There were many benefits to breastfeeding, everything from financial benefits, to breast milk’s ability to fight disease, though Chris eyeballed me squeamishly whenever I nursed. But for me, it was also about convenience. It was far more convenient for those late-night feedings to simply place baby Zoe on my breast and let her eat to her heart’s content. There was no need to prepare bottles, to wash bottles and, more than anything, I felt an intimacy to my newborn, an indispensability that I haven’t felt from Zoe in many, many years now. She needed me. As she needed me to rock her to sleep, to change her diaper, but unlike those things, this—breastfeeding—was the one thing only I could provide for her. It was something only I could give.
I planned to nurse until she was a year old and then I planned to wean her from the breast.
But once I fell ill and caring for my own health became a priority, my plans changed. Zoe’s breastfeeding was quickly discontinued, and she was forced onto a formula-filled bottle, something that she didn’t take to well. There was a part of me half-certain that she, my baby, resented me for the sudden change, for the fact that I never asked her opinion before thrusting a silicone nipple in her mouth. She would scream when I did, refusing to latch on to the foreign object, refusing to drink the foreign milk. In time, she learned to adapt, of course, through trial and error, a half dozen types of bottles and nipples, a half dozen brands of formula until we found one she would consume, one which didn’t upset her stomach, one she didn’t refuse.
But Willow—I think, completely cognizant of the way the baby roots around in the pleats of my shirt—I’ve never seen Willow breastfeed.
Why, then, is the baby exploring the shirt of my flannel pajamas for a nipple, the agitation brimming in her tiny little body because she can’t make her way past the clear plastic buttons to find my breast.
But I don’t have the time to think it through, to come up with a list of sensible scenarios, like engorgement or an inadequate milk supply, because there she is, Willow, standing before me in the room.

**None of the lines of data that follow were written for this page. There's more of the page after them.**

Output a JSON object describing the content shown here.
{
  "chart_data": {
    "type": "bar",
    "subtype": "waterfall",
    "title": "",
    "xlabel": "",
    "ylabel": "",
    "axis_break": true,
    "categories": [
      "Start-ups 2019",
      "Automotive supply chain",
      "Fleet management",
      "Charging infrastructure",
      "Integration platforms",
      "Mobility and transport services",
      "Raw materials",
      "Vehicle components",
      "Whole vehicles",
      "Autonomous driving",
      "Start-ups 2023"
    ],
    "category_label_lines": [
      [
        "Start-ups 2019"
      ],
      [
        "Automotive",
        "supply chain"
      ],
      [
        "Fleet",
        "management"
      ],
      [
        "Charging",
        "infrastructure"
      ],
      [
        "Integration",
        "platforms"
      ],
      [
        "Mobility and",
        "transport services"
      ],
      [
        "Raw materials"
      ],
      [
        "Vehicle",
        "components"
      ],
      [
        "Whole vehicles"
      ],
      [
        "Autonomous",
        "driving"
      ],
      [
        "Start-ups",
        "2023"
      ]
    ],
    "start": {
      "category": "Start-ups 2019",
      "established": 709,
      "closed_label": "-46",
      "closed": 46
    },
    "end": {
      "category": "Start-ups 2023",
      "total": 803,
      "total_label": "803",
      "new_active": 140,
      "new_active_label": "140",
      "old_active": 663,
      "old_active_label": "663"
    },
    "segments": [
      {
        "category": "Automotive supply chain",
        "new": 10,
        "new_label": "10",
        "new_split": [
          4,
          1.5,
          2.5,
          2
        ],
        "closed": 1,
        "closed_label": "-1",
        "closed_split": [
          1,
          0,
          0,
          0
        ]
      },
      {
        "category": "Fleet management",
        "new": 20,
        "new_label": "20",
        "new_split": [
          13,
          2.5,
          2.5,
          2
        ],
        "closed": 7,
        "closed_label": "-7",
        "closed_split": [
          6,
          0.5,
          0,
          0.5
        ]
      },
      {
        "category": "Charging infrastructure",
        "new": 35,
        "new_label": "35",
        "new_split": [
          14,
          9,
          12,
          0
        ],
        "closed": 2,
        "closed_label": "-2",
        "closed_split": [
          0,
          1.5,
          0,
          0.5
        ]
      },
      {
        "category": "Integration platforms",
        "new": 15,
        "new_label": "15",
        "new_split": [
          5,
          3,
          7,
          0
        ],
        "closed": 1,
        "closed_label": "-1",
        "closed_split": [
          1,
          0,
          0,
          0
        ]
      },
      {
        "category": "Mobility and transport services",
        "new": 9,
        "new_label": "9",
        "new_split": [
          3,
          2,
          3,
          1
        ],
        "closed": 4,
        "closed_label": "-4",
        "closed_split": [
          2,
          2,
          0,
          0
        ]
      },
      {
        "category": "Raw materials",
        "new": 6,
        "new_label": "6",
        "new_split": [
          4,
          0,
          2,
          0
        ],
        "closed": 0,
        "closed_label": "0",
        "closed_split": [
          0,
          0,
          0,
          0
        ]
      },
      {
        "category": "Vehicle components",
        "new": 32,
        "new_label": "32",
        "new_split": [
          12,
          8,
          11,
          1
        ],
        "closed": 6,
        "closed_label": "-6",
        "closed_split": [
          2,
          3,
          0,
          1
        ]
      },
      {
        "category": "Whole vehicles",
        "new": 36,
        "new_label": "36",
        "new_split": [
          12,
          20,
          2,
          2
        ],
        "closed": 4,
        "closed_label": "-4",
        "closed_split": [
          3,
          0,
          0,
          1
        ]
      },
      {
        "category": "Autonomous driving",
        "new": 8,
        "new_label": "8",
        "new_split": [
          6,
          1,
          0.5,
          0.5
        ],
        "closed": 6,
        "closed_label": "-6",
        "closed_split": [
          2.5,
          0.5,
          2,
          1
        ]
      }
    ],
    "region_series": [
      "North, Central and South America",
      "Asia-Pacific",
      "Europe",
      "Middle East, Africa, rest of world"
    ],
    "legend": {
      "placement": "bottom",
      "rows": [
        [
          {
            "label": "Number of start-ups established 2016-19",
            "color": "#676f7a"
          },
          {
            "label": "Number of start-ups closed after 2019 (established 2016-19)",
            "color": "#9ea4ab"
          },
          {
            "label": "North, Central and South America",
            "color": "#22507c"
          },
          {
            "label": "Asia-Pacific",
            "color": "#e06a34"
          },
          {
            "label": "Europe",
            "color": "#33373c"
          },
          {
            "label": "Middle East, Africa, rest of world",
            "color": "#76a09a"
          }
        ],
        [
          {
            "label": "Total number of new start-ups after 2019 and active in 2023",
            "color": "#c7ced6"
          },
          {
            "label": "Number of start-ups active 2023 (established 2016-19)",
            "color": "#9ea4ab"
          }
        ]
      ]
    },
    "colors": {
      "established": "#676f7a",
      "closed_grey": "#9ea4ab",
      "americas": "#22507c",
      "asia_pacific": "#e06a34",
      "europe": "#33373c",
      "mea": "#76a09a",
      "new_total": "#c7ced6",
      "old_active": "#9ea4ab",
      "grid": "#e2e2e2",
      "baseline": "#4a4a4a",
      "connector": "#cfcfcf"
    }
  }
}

Her long hair sweeps across her face so that all I can see are her eyes—moody and mistrusting eyes, which fall on me like meteors from the sky. Eyes that make me suddenly wonder how virtuous this girl is, how trustworthy.
And once again my thoughts go to the blood on the undershirt.
She says, “You took the baby. You took Ruby from my room.”
And I say calmly, “Yes. I did,” and then I think fast for some excuse. “She was crying,” I lie. It’s instantaneous, spontaneous, far too easy a thing to do. “I didn’t want her to wake you,” I say. “I was up anyway. Just about to start a pot of coffee. When I heard her crying.”
“She’s hungry,” Willow says to me, her voice soft, watching as I watch the baby paw at my chest.